常葉の町が眼下に広がり、港、商店街、白く輝く灯台、そしてその向こうに、太平洋が広がっている。夕暮れ前の光が水面に散って、遠くまで金色に照らされていた。
「すごい……」
栞が小さく息を飲んだ。その声には、飾り気のない純粋な驚きがあった。
栞はしばらく景色を眺めてから、バッグからスケッチブックを取り出した。何かを描こうとして、でも鉛筆を持ったまま止まっていた。ただ、風景をじっと見つめている。
湊は少し離れたところで、同じ景色を見ていた。ここから見る常葉は、地上から見るのと全く違う。自分がこの町の外側から来た人間だということが、改めて実感できた。
しばらく、二人とも何も言わなかった。
やがて栞が、海を見たまま静かに言った。
「羽月さん、嘘をつくのが下手ですよね」
湊の胸が、強く鳴った。
「……そうですか」
「うん」
栞は振り返らなかった。
「高校の話のこと。兄貴がいるって言ったとき、顔が一瞬変わったから」
湊は何も言えなかった。
栞がゆっくりと振り向いた。
「でも……悪い嘘じゃないと思うから」
風が栞の黒髪を揺らした。
「もう少し待ちます。ちゃんと話せるようになるまで」
その言葉の重さを、湊はゆっくりと受け取った。
待ってくれている。それが嬉しいのと同時に、罪悪感と胸の奥を締め付ける痛みが同時に押し寄せてきた。
この言葉を、次のループで栞は忘れてしまう。それでも今、彼女は「待つ」と言ってくれた。
「……ありがとうございます」
「お礼を言うことじゃないですよ」
栞は小さく微笑んだ。
「私が知りたいだけだから」
二人は再び、黙って景色を見つめた。
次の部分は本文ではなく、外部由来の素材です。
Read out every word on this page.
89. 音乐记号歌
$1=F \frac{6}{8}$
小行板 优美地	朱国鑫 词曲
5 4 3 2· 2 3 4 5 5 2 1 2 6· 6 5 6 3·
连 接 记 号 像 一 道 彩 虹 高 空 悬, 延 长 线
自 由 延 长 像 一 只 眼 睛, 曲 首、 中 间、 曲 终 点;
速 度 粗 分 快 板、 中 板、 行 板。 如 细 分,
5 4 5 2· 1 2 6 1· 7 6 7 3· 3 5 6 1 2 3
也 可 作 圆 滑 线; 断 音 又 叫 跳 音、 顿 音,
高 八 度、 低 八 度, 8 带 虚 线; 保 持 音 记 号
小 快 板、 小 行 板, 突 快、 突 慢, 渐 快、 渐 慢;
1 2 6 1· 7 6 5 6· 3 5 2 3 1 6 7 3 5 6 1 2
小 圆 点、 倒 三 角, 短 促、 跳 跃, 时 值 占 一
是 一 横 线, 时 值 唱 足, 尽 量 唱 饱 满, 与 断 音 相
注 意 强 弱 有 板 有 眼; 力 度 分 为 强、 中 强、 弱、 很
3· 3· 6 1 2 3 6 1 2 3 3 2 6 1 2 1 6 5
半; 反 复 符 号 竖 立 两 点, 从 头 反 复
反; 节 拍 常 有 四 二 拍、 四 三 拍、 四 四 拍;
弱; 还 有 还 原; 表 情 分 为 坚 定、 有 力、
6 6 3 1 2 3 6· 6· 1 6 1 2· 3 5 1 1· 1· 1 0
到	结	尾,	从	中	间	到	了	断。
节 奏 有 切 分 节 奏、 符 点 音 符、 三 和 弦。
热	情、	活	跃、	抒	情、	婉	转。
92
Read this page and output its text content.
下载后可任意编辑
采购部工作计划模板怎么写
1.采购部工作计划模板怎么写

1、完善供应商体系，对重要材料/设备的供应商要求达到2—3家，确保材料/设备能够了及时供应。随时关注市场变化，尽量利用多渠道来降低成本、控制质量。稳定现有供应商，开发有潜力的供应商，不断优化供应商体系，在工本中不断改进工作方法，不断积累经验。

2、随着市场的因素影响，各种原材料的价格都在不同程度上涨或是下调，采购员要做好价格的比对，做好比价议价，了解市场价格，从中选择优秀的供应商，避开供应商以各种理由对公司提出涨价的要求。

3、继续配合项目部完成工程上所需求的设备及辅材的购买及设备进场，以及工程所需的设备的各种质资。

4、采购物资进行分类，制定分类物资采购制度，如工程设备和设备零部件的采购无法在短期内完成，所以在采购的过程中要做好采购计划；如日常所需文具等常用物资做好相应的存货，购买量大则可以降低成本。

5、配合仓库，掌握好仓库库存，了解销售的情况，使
風が強く吹き、遠くの波の音が届いていた。
6:分かれ道
螺旋階段を下りる途中、栞が前を歩きながらぽつりと言った。
「来てよかった」
「そうですか」
「うん。……また来たいかも」
その言葉は自然だった。昨日までの小さな棘が、少しだけ溶けたように聞こえた。
「また来ましょう」
旧灯台を出ると、夕暮れの日差しが二人の影を長く地面に伸ばしていた。坂道を下りながら、互いの足音と、時折交わす短い言葉だけがあった。
分かれ道の手前で、栞が立ち止まった。
「羽月さん」
「はい」
「マスターが言ってたんですけど……」
栞は少し言いにくそうに続けた。
「羽月さんのこと、前にどこかで会ったような気がするって」
湊は静かに頷いた。
「不思議でしょ。私も同じこと思ってたから」
栞は湊の顔をまっすぐ見た。
「……羽月さんって、ここに来る前から、常葉に来たことあったんですか」
湊は一瞬迷い、それから正直に答えた。
「いえ。初めてです」
それは本当のことだった。少なくとも、この人生では。
栞は「そっか」と短く言い、微笑んだ。
「じゃあ、また」
二人の影は、夕日の中でゆっくりと別れた。
7:記憶の回廊
家に戻ると、庄介はいつものように縁側に座っていた。
足元に草履を揃えて、暗い海を見ている。湊が隣に腰を下ろすと、庄介は海を見たまま小さく頷いた。
しばらく二人で黙って波の音を聞いた。
湊はマスターの言葉を思い出していた。
「前にどこかで会ったような気がする」
栞だけじゃない。マスターにも、薄いデジャヴが起きている。この夏を繰り返すうちに湊の存在が少しずつ、常葉の人々の記憶の端に滲み始めているのかもしれない。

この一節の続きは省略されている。